Table 43-59. PrimeGen Service Precomputation Space Size
Option Specified	Size of the PrecompBase Workspace (bytes)	Content of the Workspace
PUKCL_EXPMOD_WINDOWSIZE_1	max( 3*(u2NLength + 4), u2NLength + 72) + 8	x
PUKCL_EXPMOD_WINDOWSIZE_2	max( 4*(u2NLength + 4), u2NLength + 72) + 8	x x³
PUKCL_EXPMOD_WINDOWSIZE_3	max( 6*(u2NLength + 4), u2NLength + 72) + 8	x x³ x⁵ x⁷
PUKCL_EXPMOD_WINDOWSIZE_4	max( 10*(u2NLength + 4) u2NLength + 72) + 8	x x³ x⁵ x⁷ x⁹ x¹¹ x¹³ x¹⁵

The following table provides the maximum sizes for the Prime Generation depending on the window size.

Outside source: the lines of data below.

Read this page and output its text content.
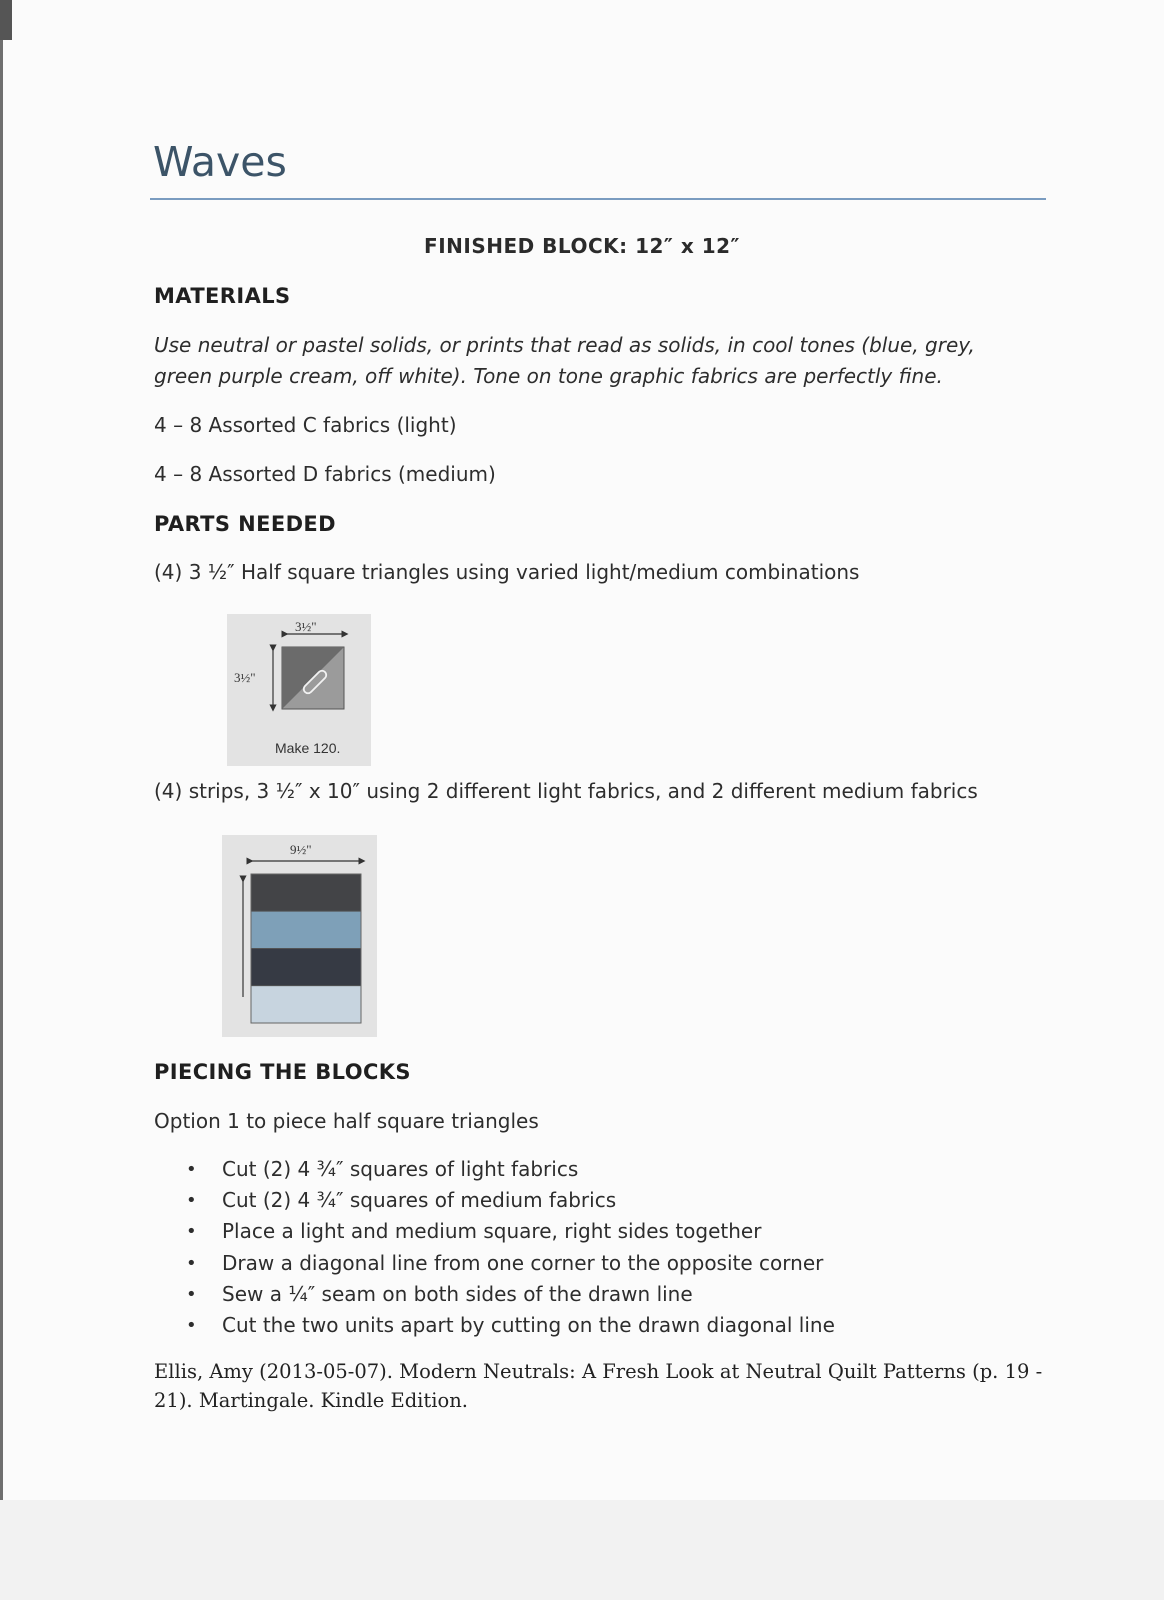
Waves
FINISHED BLOCK: 12″ x 12″
MATERIALS

Use neutral or pastel solids, or prints that read as solids, in cool tones (blue, grey, green purple cream, off white). Tone on tone graphic fabrics are perfectly fine.

4 – 8 Assorted C fabrics (light)

4 – 8 Assorted D fabrics (medium)

PARTS NEEDED

(4) 3 ½″ Half square triangles using varied light/medium combinations

3½"
3½"
Make 120.

(4) strips, 3 ½″ x 10″ using 2 different light fabrics, and 2 different medium fabrics

9½"
PIECING THE BLOCKS

Option 1 to piece half square triangles

• Cut (2) 4 ¾″ squares of light fabrics
• Cut (2) 4 ¾″ squares of medium fabrics
• Place a light and medium square, right sides together
• Draw a diagonal line from one corner to the opposite corner
• Sew a ¼″ seam on both sides of the drawn line
• Cut the two units apart by cutting on the drawn diagonal line

Ellis, Amy (2013-05-07). Modern Neutrals: A Fresh Look at Neutral Quilt Patterns (p. 19 - 21). Martingale. Kindle Edition.
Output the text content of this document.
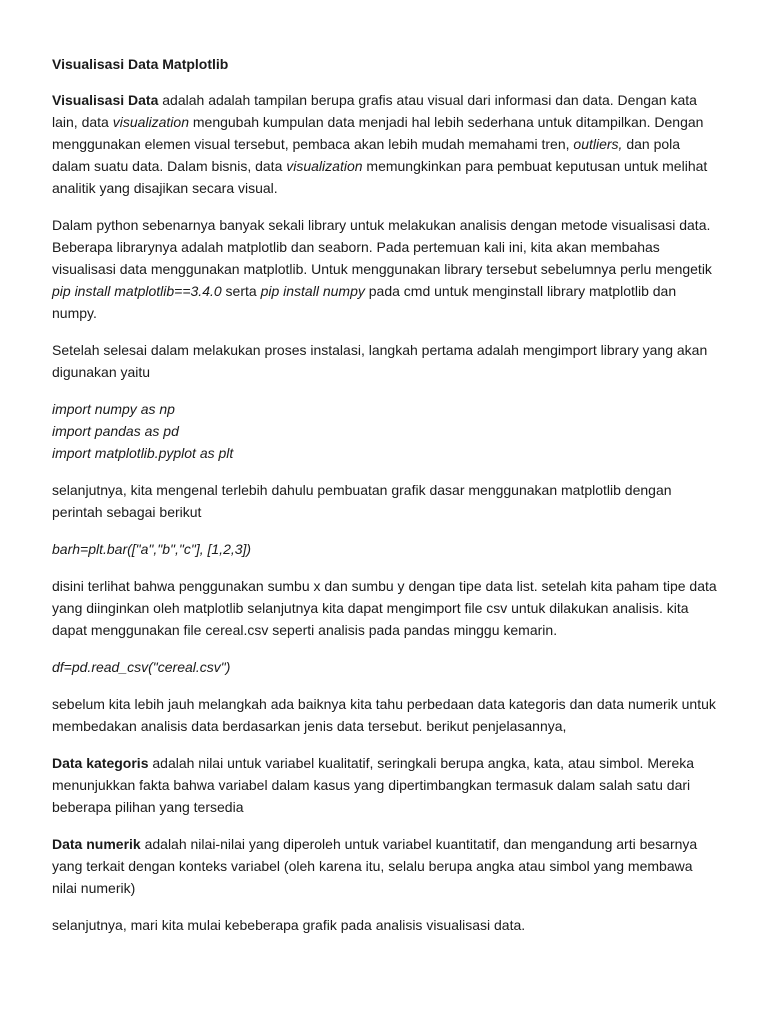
Visualisasi Data Matplotlib

Visualisasi Data adalah adalah tampilan berupa grafis atau visual dari informasi dan data. Dengan kata lain, data visualization mengubah kumpulan data menjadi hal lebih sederhana untuk ditampilkan. Dengan menggunakan elemen visual tersebut, pembaca akan lebih mudah memahami tren, outliers, dan pola dalam suatu data. Dalam bisnis, data visualization memungkinkan para pembuat keputusan untuk melihat analitik yang disajikan secara visual.

Dalam python sebenarnya banyak sekali library untuk melakukan analisis dengan metode visualisasi data. Beberapa librarynya adalah matplotlib dan seaborn. Pada pertemuan kali ini, kita akan membahas visualisasi data menggunakan matplotlib. Untuk menggunakan library tersebut sebelumnya perlu mengetik pip install matplotlib==3.4.0 serta pip install numpy pada cmd untuk menginstall library matplotlib dan numpy.

Setelah selesai dalam melakukan proses instalasi, langkah pertama adalah mengimport library yang akan digunakan yaitu

import numpy as np
import pandas as pd
import matplotlib.pyplot as plt

selanjutnya, kita mengenal terlebih dahulu pembuatan grafik dasar menggunakan matplotlib dengan perintah sebagai berikut

barh=plt.bar(["a","b","c"], [1,2,3])

disini terlihat bahwa penggunakan sumbu x dan sumbu y dengan tipe data list. setelah kita paham tipe data yang diinginkan oleh matplotlib selanjutnya kita dapat mengimport file csv untuk dilakukan analisis. kita dapat menggunakan file cereal.csv seperti analisis pada pandas minggu kemarin.

df=pd.read_csv("cereal.csv")

sebelum kita lebih jauh melangkah ada baiknya kita tahu perbedaan data kategoris dan data numerik untuk membedakan analisis data berdasarkan jenis data tersebut. berikut penjelasannya,

Data kategoris adalah nilai untuk variabel kualitatif, seringkali berupa angka, kata, atau simbol. Mereka menunjukkan fakta bahwa variabel dalam kasus yang dipertimbangkan termasuk dalam salah satu dari beberapa pilihan yang tersedia

Data numerik adalah nilai-nilai yang diperoleh untuk variabel kuantitatif, dan mengandung arti besarnya yang terkait dengan konteks variabel (oleh karena itu, selalu berupa angka atau simbol yang membawa nilai numerik)

selanjutnya, mari kita mulai kebeberapa grafik pada analisis visualisasi data.
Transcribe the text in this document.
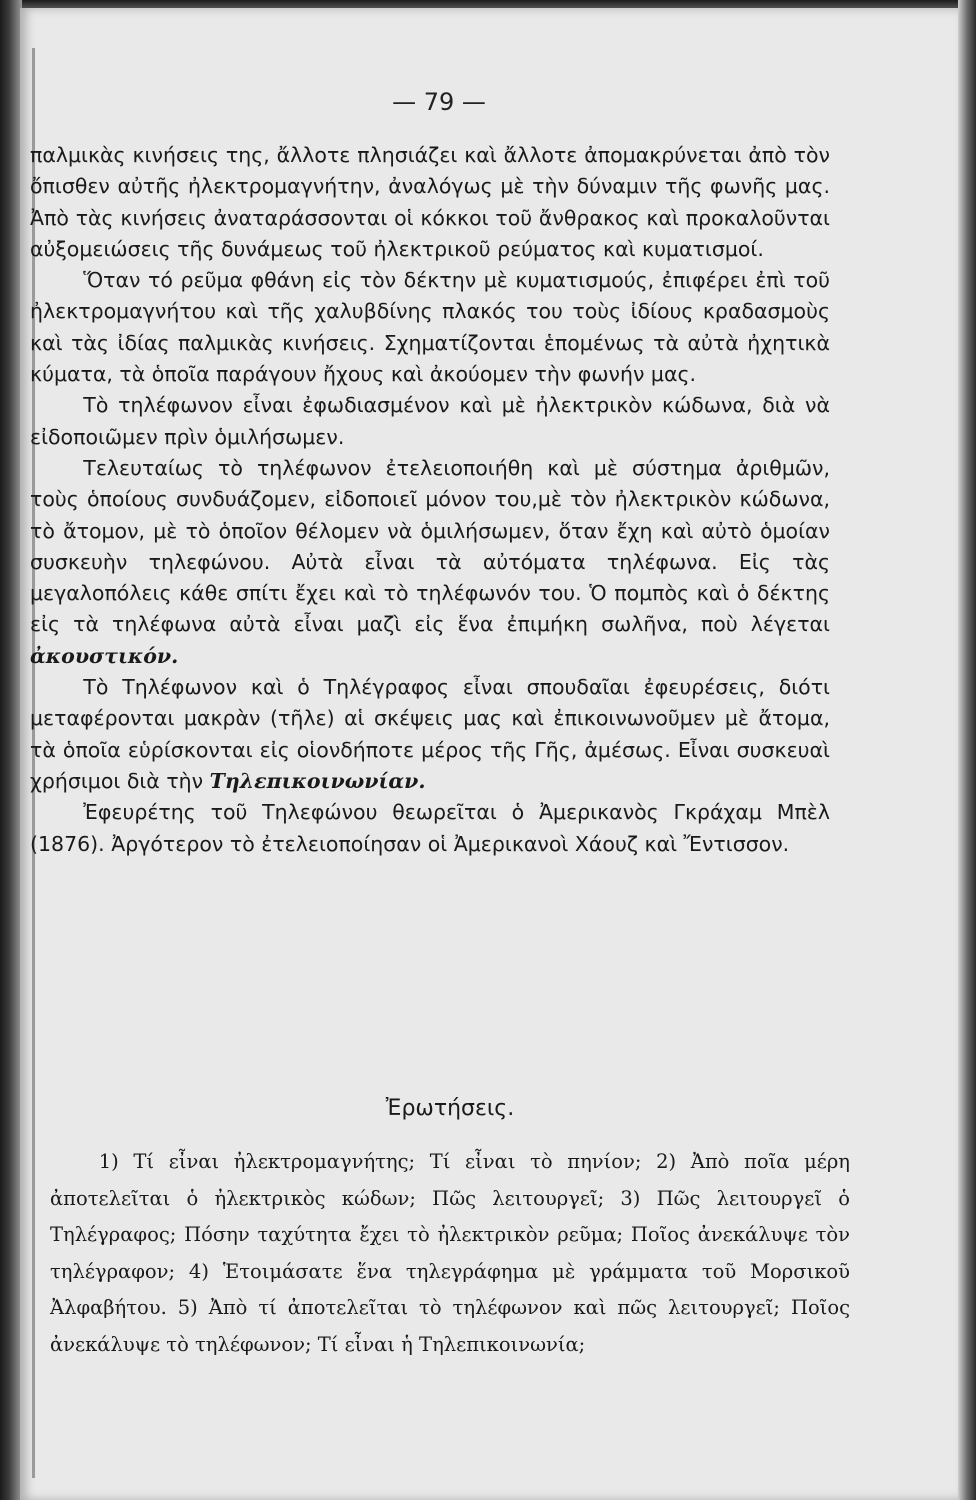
— 79 —

παλμικὰς κινήσεις της, ἄλλοτε πλησιάζει καὶ ἄλλοτε ἀπομακρύνεται ἀπὸ τὸν ὄπισθεν αὐτῆς ἠλεκτρομαγνήτην, ἀναλόγως μὲ τὴν δύναμιν τῆς φωνῆς μας. Ἀπὸ τὰς κινήσεις ἀναταράσσονται οἱ κόκκοι τοῦ ἄνθρακος καὶ προκαλοῦνται αὐξομειώσεις τῆς δυνάμεως τοῦ ἠλεκτρικοῦ ρεύματος καὶ κυματισμοί.

Ὅταν τό ρεῦμα φθάνη εἰς τὸν δέκτην μὲ κυματισμούς, ἐπιφέρει ἐπὶ τοῦ ἠλεκτρομαγνήτου καὶ τῆς χαλυβδίνης πλακός του τοὺς ἰδίους κραδασμοὺς καὶ τὰς ἰδίας παλμικὰς κινήσεις. Σχηματίζονται ἑπομένως τὰ αὐτὰ ἠχητικὰ κύματα, τὰ ὁποῖα παράγουν ἤχους καὶ ἀκούομεν τὴν φωνήν μας.

Τὸ τηλέφωνον εἶναι ἐφωδιασμένον καὶ μὲ ἠλεκτρικὸν κώδωνα, διὰ νὰ εἰδοποιῶμεν πρὶν ὁμιλήσωμεν.

Τελευταίως τὸ τηλέφωνον ἐτελειοποιήθη καὶ μὲ σύστημα ἀριθμῶν, τοὺς ὁποίους συνδυάζομεν, εἰδοποιεῖ μόνον του,μὲ τὸν ἠλεκτρικὸν κώδωνα, τὸ ἄτομον, μὲ τὸ ὁποῖον θέλομεν νὰ ὁμιλήσωμεν, ὅταν ἔχη καὶ αὐτὸ ὁμοίαν συσκευὴν τηλεφώνου. Αὐτὰ εἶναι τὰ αὐτόματα τηλέφωνα. Εἰς τὰς μεγαλοπόλεις κάθε σπίτι ἔχει καὶ τὸ τηλέφωνόν του. Ὁ πομπὸς καὶ ὁ δέκτης εἰς τὰ τηλέφωνα αὐτὰ εἶναι μαζὶ εἰς ἕνα ἐπιμήκη σωλῆνα, ποὺ λέγεται ἀκουστικόν.

Τὸ Τηλέφωνον καὶ ὁ Τηλέγραφος εἶναι σπουδαῖαι ἐφευρέσεις, διότι μεταφέρονται μακρὰν (τῆλε) αἱ σκέψεις μας καὶ ἐπικοινωνοῦμεν μὲ ἄτομα, τὰ ὁποῖα εὑρίσκονται εἰς οἱονδήποτε μέρος τῆς Γῆς, ἀμέσως. Εἶναι συσκευαὶ χρήσιμοι διὰ τὴν Τηλεπικοινωνίαν.

Ἐφευρέτης τοῦ Τηλεφώνου θεωρεῖται ὁ Ἀμερικανὸς Γκράχαμ Μπὲλ (1876). Ἀργότερον τὸ ἐτελειοποίησαν οἱ Ἀμερικανοὶ Χάουζ καὶ Ἔντισσον.

Ἐρωτήσεις.

1) Τί εἶναι ἠλεκτρομαγνήτης; Τί εἶναι τὸ πηνίον; 2) Ἀπὸ ποῖα μέρη ἀποτελεῖται ὁ ἠλεκτρικὸς κώδων; Πῶς λειτουργεῖ; 3) Πῶς λειτουργεῖ ὁ Τηλέγραφος; Πόσην ταχύτητα ἔχει τὸ ἠλεκτρικὸν ρεῦμα; Ποῖος ἀνεκάλυψε τὸν τηλέγραφον; 4) Ἑτοιμάσατε ἕνα τηλεγράφημα μὲ γράμματα τοῦ Μορσικοῦ Ἀλφαβήτου. 5) Ἀπὸ τί ἀποτελεῖται τὸ τηλέφωνον καὶ πῶς λειτουργεῖ; Ποῖος ἀνεκάλυψε τὸ τηλέφωνον; Τί εἶναι ἡ Τηλεπικοινωνία;
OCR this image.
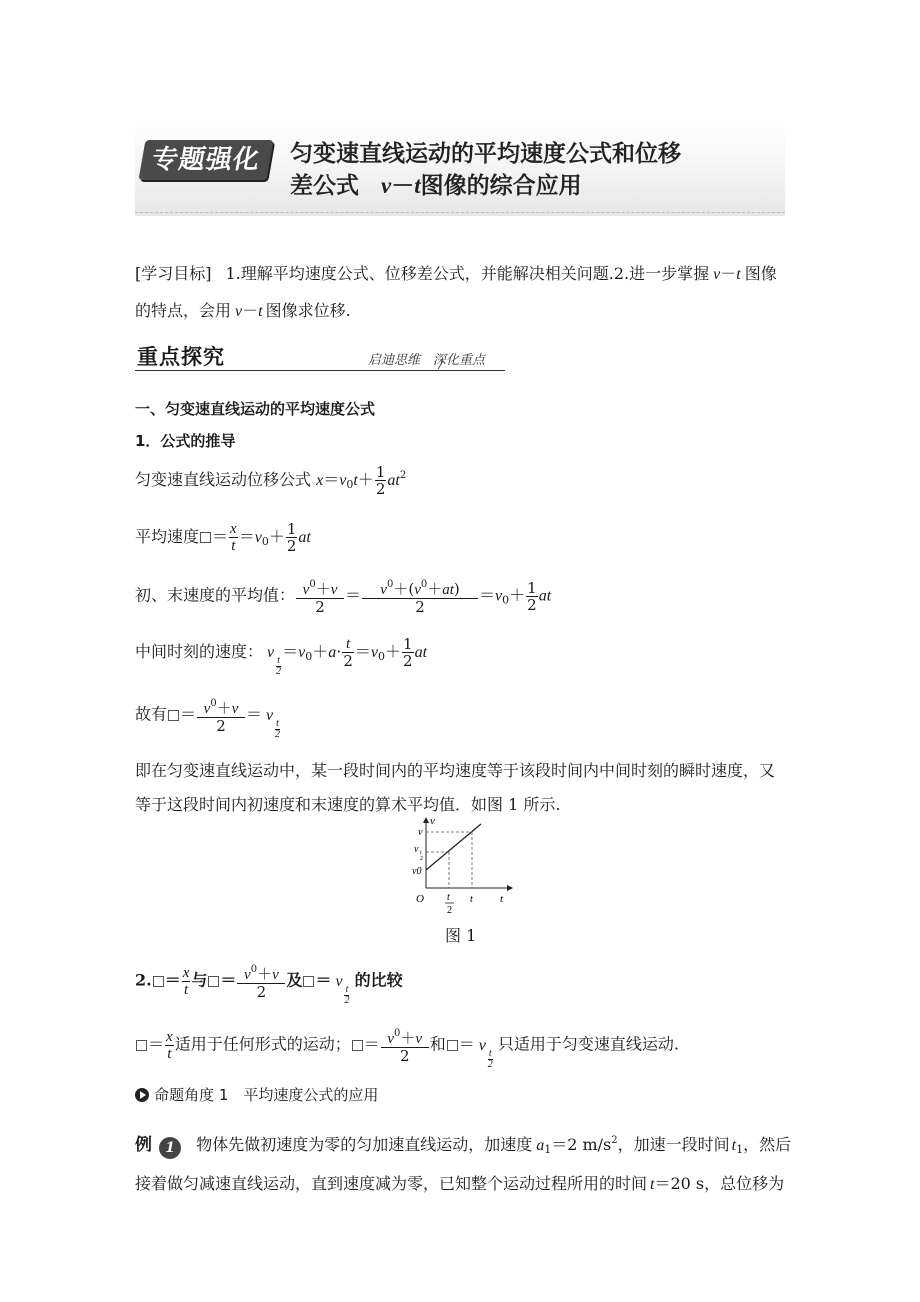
专题强化	匀变速直线运动的平均速度公式和位移
差公式 v－t图像的综合应用
[学习目标] 1.理解平均速度公式、位移差公式，并能解决相关问题.2.进一步掌握 v－t 图像
的特点，会用 v－t 图像求位移.
重点探究	启迪思维　深化重点
一、匀变速直线运动的平均速度公式
1．公式的推导
匀变速直线运动位移公式 $x=v_0t+ \frac{1}{2} at^2$
平均速度 ＝ $\frac{x}{t} =v_0+ \frac{1}{2}$ at
初、末速度的平均值： $\frac{v^0+v}{2} = \frac{v^0+(v^0+at)}{2} =v_0+ \frac{1}{2}$ at
中间时刻的速度： v t
2
$=v_0+a\cdot \frac{t}{2} =v_0+ \frac{1}{2}$ at
故有 ＝ $\frac{v^0+v}{2} = v$ t
2
即在匀变速直线运动中，某一段时间内的平均速度等于该段时间内中间时刻的瞬时速度，又
等于这段时间内初速度和末速度的算术平均值．如图 1 所示.
v
t
O
v
v t
2
v0
t
2
t
图 1
2. ＝ $\frac{x}{t}$ 与 ＝ $\frac{v^0+v}{2}$ 及 ＝ v t
2
的比较
＝ $\frac{x}{t}$ 适用于任何形式的运动； ＝ $\frac{v^0+v}{2}$ 和 ＝ v t
2
只适用于匀变速直线运动.
命题角度 1　平均速度公式的应用
例 1 物体先做初速度为零的匀加速直线运动，加速度 $a_1=2$ $m/s^2$，加速一段时间 $t_1$，然后
接着做匀减速直线运动，直到速度减为零，已知整个运动过程所用的时间 t＝20 s，总位移为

Table 43-60. PrimeGen Service Maximum Sizes
Characteristics of the Operation	Maximum Prime Sizes (bits)
1 bit window	4608
2 bits window	4032
3 bits window	3200
4 bits window	2272

Code Example

PUKCL_PARAM PUKCLParam;
PPUKCL_PARAM pvPUKCLParam = &PUKCLParam;

// ! The Random Number Generator must be initialized and started
// ! following the directives given for the RNG on the chip PUKCL(u2Option) =...;
// Depending on the option specified, not all fields should be filled 
PUKCL_PrimeGen(nu1NBase) = <Base of the ram location of N>; 
PUKCL_PrimeGen(u2NLength)  =  <Length  of  N>; 
PUKCL_PrimeGen(nu1CnsBase) = <Base of the ram location of Cns>;
PUKCL_PrimeGen(nu1PrecompBase) = <Base of the ram location of Precomp>; 
PUKCL_PrimeGen(pfu1ExpBase) = <Base of the location of Exp>; 
PUKCL_PrimeGen(u2ExpLength) = <Length of Exp>; 
PUKCL_PrimeGen(u1MillerRabinIterations) = <Number of iterations>; 
PUKCL_PrimeGen(u2MaxIncrement) = <Maximum Increment>;
...

// vPUKCL_Process() is a macro command, which populates the service name
// and then calls the library... 
vPUKCL_Process(PrimeGen, pvPUKCLParam);
if (PUKCL_Param.Status == PUKCL_NUMBER_IS_PRIME)
            {
            // The number is probably prime
            ...
            }
else if (PUKCL_Param.Status == PUKCL_NUMBER_IS_NOT_PRIME)
            {
            // The number is not prime
            ...
            }
else // Manage the error

Constraints

The following combinations of input values should be avoided in the case of a modular reduction ‘alone’, meaning that it has not been requested as an option of any other service:

nu1NBase,nu1CnsBase, nu1RndBase,nu1PrecompBase,nu1ExpBase are not aligned on 32-bit boundaries
{nu1NBase, u2NLength + 4}, {nu1CnsBase, u2NLength + 12}, {nu1RndBase, u2NLength +12},{nu1PrecompBase, <PrecompLength>} are not in Crypto RAM
u2NLength is either: < 12, > 0xffc or not a 32-bit length
Both PUKCL_EXPMOD_REGULARRSA and PUKCL_EXPMOD_FASTRSA are specified.
{nu1PrecompBase,<PrecompLength>} overlaps with either: {nu1NBase, u2NLength + 4},{nu1CnsBase, u2NLength + 12} {nu1RndBase, u2NLength + 12} or {nu1ExpBase, u2ExpLength + 4}
{nu1RndBase,3*u2NLength + 24} overlaps with either: {nu1NBase, u2NLength + 4},{nu1CnsBase, u2NLength + 12} {nu1XBase, u2NLength + 12} or {nu1ExpBase, u2ExpLength + 4}
{nu1NBase, u2NLength + 4} overlaps {nu1CnsBase, u2NLength +12}

Status Returned Values

Table 43-61. PrimeGen Service Return Codes
Returned Status	Importance	Meaning
PUKCL_NUMBER_IS_PRIME	Information	The generated or tested number has been detected as probably prime.
PUKCL_NUMBER_IS_NOT_PRIME	Information	The generated or tested number has been detected as composite.